CCG shake-ups revealed
Last week HSJ reported that the three year freeze on CCG mergers could be coming to an end, and a wave of consolidation could be on the cards.
Aylesbury Vale and Chiltern CCGs, both in Buckinghamshire, have applied to NHS England to merge at the beginning of 2017-18 – but this is yet to be formally considered and approved.
We revealed on Tuesday that five north London CCGs have appointed a single chief officer to cover their entire Sustainability and Transformation Plan footprint.
Last year Simon Stevens used the north central London STP footprint as an example of an area that could adopt the “NHS equivalent of combined authorities”. Mr Stevens said the grouping could span hospitals and commissioners, and consolidate CCGs.
We also reported that Bristol, South Gloucestershire and North Somerset CCGs have recruited a joint chief officer – Julie Ross, chief officer of North West Surrey CCG and the lead for Surrey Heartlands STP will take up the role in June.
Trusts chosen for new Carter review
After Lord Carter said last week that the clinicians – not management consultants – should lead the NHS’s efficiency drive, HSJ has revealed details of his next productivity review.
Twenty-three mental health and community services trusts have been chosen to take part in the investigation into efficiency in the sector.
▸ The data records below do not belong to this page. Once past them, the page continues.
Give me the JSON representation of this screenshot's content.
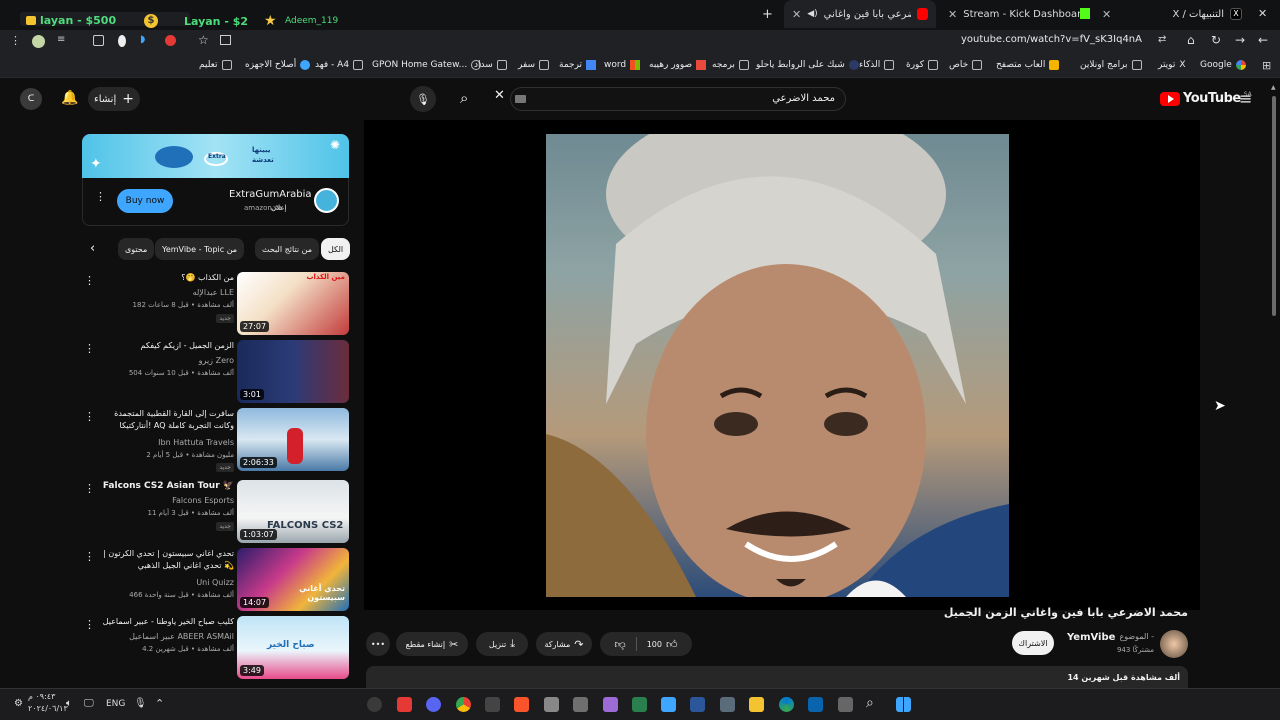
{
  "tabs": [
    {
      "title": "X / التنبيهات",
      "fav_color": "#000000"
    },
    {
      "title": "Stream - Kick Dashboard",
      "fav_color": "#53fc18"
    },
    {
      "title": "محمد الاضرعي بابا فين واغاني",
      "fav_color": "#ff0000"
    }
  ],
  "top_widgets": {
    "w1": "layan - $500",
    "w2": "Layan - $2",
    "w3": "Adeem_119"
  },
  "address_bar": {
    "url": "youtube.com/watch?v=fV_sK3Iq4nA"
  },
  "bookmarks": [
    "Google",
    "تويتر",
    "برامج اونلاين",
    "العاب متصفح",
    "خاص",
    "كورة",
    "الذكاء",
    "شبك على الروابط ياحلو",
    "برمجه",
    "صوور رهيبه",
    "word",
    "ترجمة",
    "سفر",
    "سداد",
    "GPON Home Gatew...",
    "فهد - A4",
    "أصلاح الاجهزه",
    "تعليم"
  ],
  "youtube": {
    "logo_text": "YouTube",
    "logo_region": "SA",
    "search_value": "محمد الاضرعي",
    "create_label": "إنشاء"
  },
  "ad": {
    "banner_line1": "يبينها",
    "banner_line2": "تعدشة",
    "banner_brand": "Extra",
    "title": "ExtraGumArabia",
    "domain": "amazon.sa",
    "sponsored": "إعلان",
    "cta": "Buy now"
  },
  "chips": [
    "الكل",
    "من نتائج البحث",
    "YemVibe - Topic من",
    "محتوى"
  ],
  "recommendations": [
    {
      "title": "من الكذاب 🤭؟",
      "channel": "عبدالإله LLE",
      "meta": "182 ألف مشاهدة • قبل 8 ساعات",
      "new": "جديد",
      "duration": "27:07",
      "thumb_text": "مين الكذاب"
    },
    {
      "title": "الزمن الجميل - ازيكم كيفكم",
      "channel": "زيرو Zero",
      "meta": "504 آلف مشاهدة • قبل 10 سنوات",
      "new": "",
      "duration": "3:01",
      "thumb_text": ""
    },
    {
      "title": "سافرت إلى القارة القطبية المتجمدة أنتاركتيكا! AQ وكانت التجربة كاملة",
      "channel": "Ibn Hattuta Travels",
      "meta": "2 مليون مشاهدة • قبل 5 أيام",
      "new": "جديد",
      "duration": "2:06:33",
      "thumb_text": ""
    },
    {
      "title": "Falcons CS2 Asian Tour 🦅",
      "channel": "Falcons Esports",
      "meta": "11 ألف مشاهدة • قبل 3 أيام",
      "new": "جديد",
      "duration": "1:03:07",
      "thumb_text": "FALCONS CS2"
    },
    {
      "title": "تحدي اغاني سبيستون | تحدي الكرتون | تحدي اغاني الجيل الذهبي 💫",
      "channel": "Uni Quizz",
      "meta": "466 ألف مشاهدة • قبل سنة واحدة",
      "new": "",
      "duration": "14:07",
      "thumb_text": "تحدي أغاني سبيستون"
    },
    {
      "title": "كليب صباح الخير ياوطنا - عبير اسماعيل",
      "channel": "عبير اسماعيل ABEER ASMAil",
      "meta": "4.2 ألف مشاهدة • قبل شهرين",
      "new": "",
      "duration": "3:49",
      "thumb_text": "صباح الخير"
    }
  ],
  "video": {
    "title": "محمد الاضرعي بابا فين واغاني الزمن الجميل",
    "channel": "YemVibe",
    "channel_prefix": "الموضوع -",
    "subscribers": "943 مشتركًا",
    "subscribe_label": "الاشتراك",
    "likes": "100",
    "share_label": "مشاركة",
    "download_label": "تنزيل",
    "clip_label": "إنشاء مقطع",
    "description_meta": "14 ألف مشاهدة قبل شهرين"
  },
  "taskbar": {
    "time": "٠٩:٤٣ م",
    "date": "٢٠٢٤/٠٦/١٣",
    "lang": "ENG"
  }
}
The project will follow a similar structure and methodology to Lord Carter’s previous investigation into acute hospital productivity, a letter from NHS Improvement says.
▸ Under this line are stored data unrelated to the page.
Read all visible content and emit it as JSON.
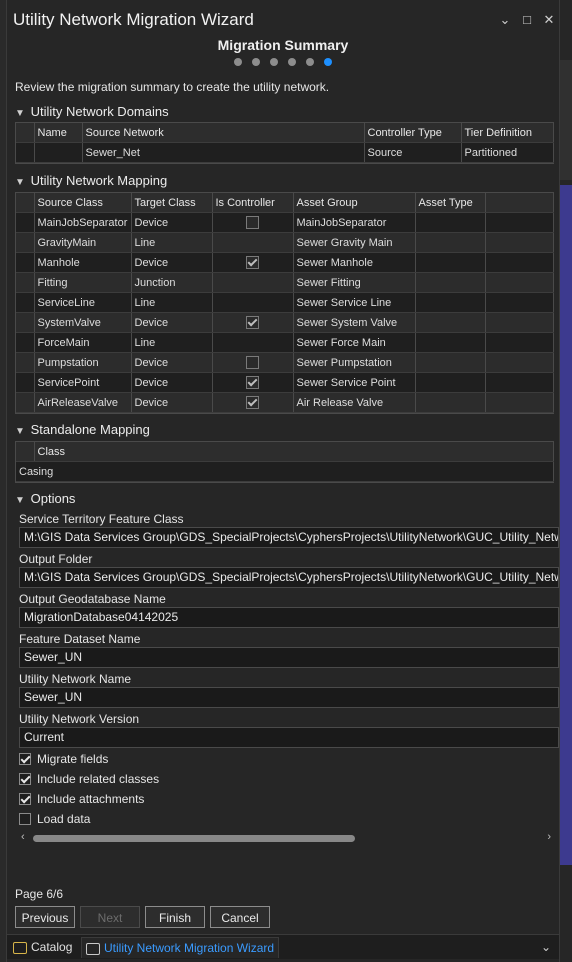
{
  "window": {
    "title": "Utility Network Migration Wizard",
    "buttons": [
      "⌄",
      "□",
      "✕"
    ]
  },
  "wizard": {
    "step_title": "Migration Summary",
    "steps_total": 6,
    "current_step": 6,
    "intro": "Review the migration summary to create the utility network."
  },
  "domains": {
    "section_label": "Utility Network Domains",
    "columns": [
      "Name",
      "Source Network",
      "Controller Type",
      "Tier Definition"
    ],
    "rows": [
      [
        "",
        "Sewer_Net",
        "Source",
        "Partitioned"
      ]
    ]
  },
  "mapping": {
    "section_label": "Utility Network Mapping",
    "columns": [
      "Source Class",
      "Target Class",
      "Is Controller",
      "Asset Group",
      "Asset Type"
    ],
    "rows": [
      {
        "source": "MainJobSeparator",
        "target": "Device",
        "controller": false,
        "controller_visible": true,
        "group": "MainJobSeparator",
        "type": ""
      },
      {
        "source": "GravityMain",
        "target": "Line",
        "controller": false,
        "controller_visible": false,
        "group": "Sewer Gravity Main",
        "type": ""
      },
      {
        "source": "Manhole",
        "target": "Device",
        "controller": true,
        "controller_visible": true,
        "group": "Sewer Manhole",
        "type": ""
      },
      {
        "source": "Fitting",
        "target": "Junction",
        "controller": false,
        "controller_visible": false,
        "group": "Sewer Fitting",
        "type": ""
      },
      {
        "source": "ServiceLine",
        "target": "Line",
        "controller": false,
        "controller_visible": false,
        "group": "Sewer Service Line",
        "type": ""
      },
      {
        "source": "SystemValve",
        "target": "Device",
        "controller": true,
        "controller_visible": true,
        "group": "Sewer System Valve",
        "type": ""
      },
      {
        "source": "ForceMain",
        "target": "Line",
        "controller": false,
        "controller_visible": false,
        "group": "Sewer Force Main",
        "type": ""
      },
      {
        "source": "Pumpstation",
        "target": "Device",
        "controller": false,
        "controller_visible": true,
        "group": "Sewer Pumpstation",
        "type": ""
      },
      {
        "source": "ServicePoint",
        "target": "Device",
        "controller": true,
        "controller_visible": true,
        "group": "Sewer Service Point",
        "type": ""
      },
      {
        "source": "AirReleaseValve",
        "target": "Device",
        "controller": true,
        "controller_visible": true,
        "group": "Air Release Valve",
        "type": ""
      }
    ]
  },
  "standalone": {
    "section_label": "Standalone Mapping",
    "columns": [
      "Class"
    ],
    "rows": [
      [
        "Casing"
      ]
    ]
  },
  "options": {
    "section_label": "Options",
    "service_territory_label": "Service Territory Feature Class",
    "service_territory_value": "M:\\GIS Data Services Group\\GDS_SpecialProjects\\CyphersProjects\\UtilityNetwork\\GUC_Utility_Network",
    "output_folder_label": "Output Folder",
    "output_folder_value": "M:\\GIS Data Services Group\\GDS_SpecialProjects\\CyphersProjects\\UtilityNetwork\\GUC_Utility_Network",
    "gdb_name_label": "Output Geodatabase Name",
    "gdb_name_value": "MigrationDatabase04142025",
    "dataset_label": "Feature Dataset Name",
    "dataset_value": "Sewer_UN",
    "un_name_label": "Utility Network Name",
    "un_name_value": "Sewer_UN",
    "un_version_label": "Utility Network Version",
    "un_version_value": "Current",
    "checks": [
      {
        "label": "Migrate fields",
        "checked": true
      },
      {
        "label": "Include related classes",
        "checked": true
      },
      {
        "label": "Include attachments",
        "checked": true
      },
      {
        "label": "Load data",
        "checked": false
      }
    ]
  },
  "footer": {
    "page_info": "Page 6/6",
    "previous": "Previous",
    "next": "Next",
    "finish": "Finish",
    "cancel": "Cancel"
  },
  "tabs": {
    "catalog": "Catalog",
    "wizard": "Utility Network Migration Wizard",
    "overflow": "⌄"
  },
  "colors": {
    "accent": "#1e90ff",
    "tab_active_text": "#3a9bff"
  }
}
The 23 providers will begin six months of detailed engagement in the first phase of the review, with Lord Carter and a team from NHSI’s operational productivity directorate.
NHSI and the Care Quality Commission are still carrying out a public consultation on how they will jointly assess and rate “use of resources” by trusts.
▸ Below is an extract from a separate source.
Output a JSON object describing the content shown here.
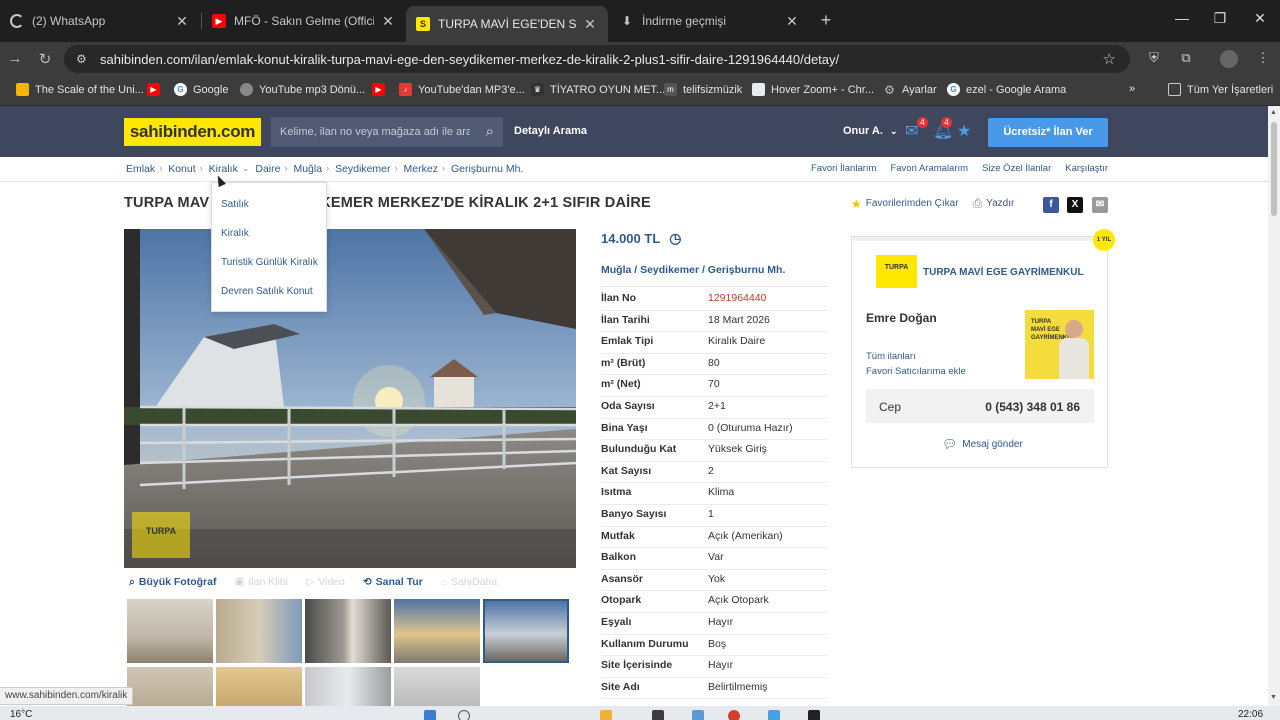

HSJ reported on Tuesday that patient groups have warned that providers would be “at risk of overlooking quality and safety” under proposed changes to the CQC rating regime.
Sir Robert Francis: NHS facing ‘existential crisis’
This month marks the four years since the publication of the Mid Staffordshire public inquiry, and its chair, Sir Robert Francis QC, delivered a stinging rebuke to health secretary Jeremy Hunt and the NHS’s most senior figures in an interview with HSJ.
Sir Robert, a non-executive director at the Care Quality Commission, said the NHS was facing an “existential crisis” and that “depressingly familiar” pressure on NHS chief executives meant it was “inevitable” that mistakes that led to the Mid Staffordshire scandal would happen again.
He warned that the measures in the Five Year Forward View and sustainability and transformation plans (more of which below) were “unrealistic” and a “make do and mend” attitude was “neglecting adult social care”.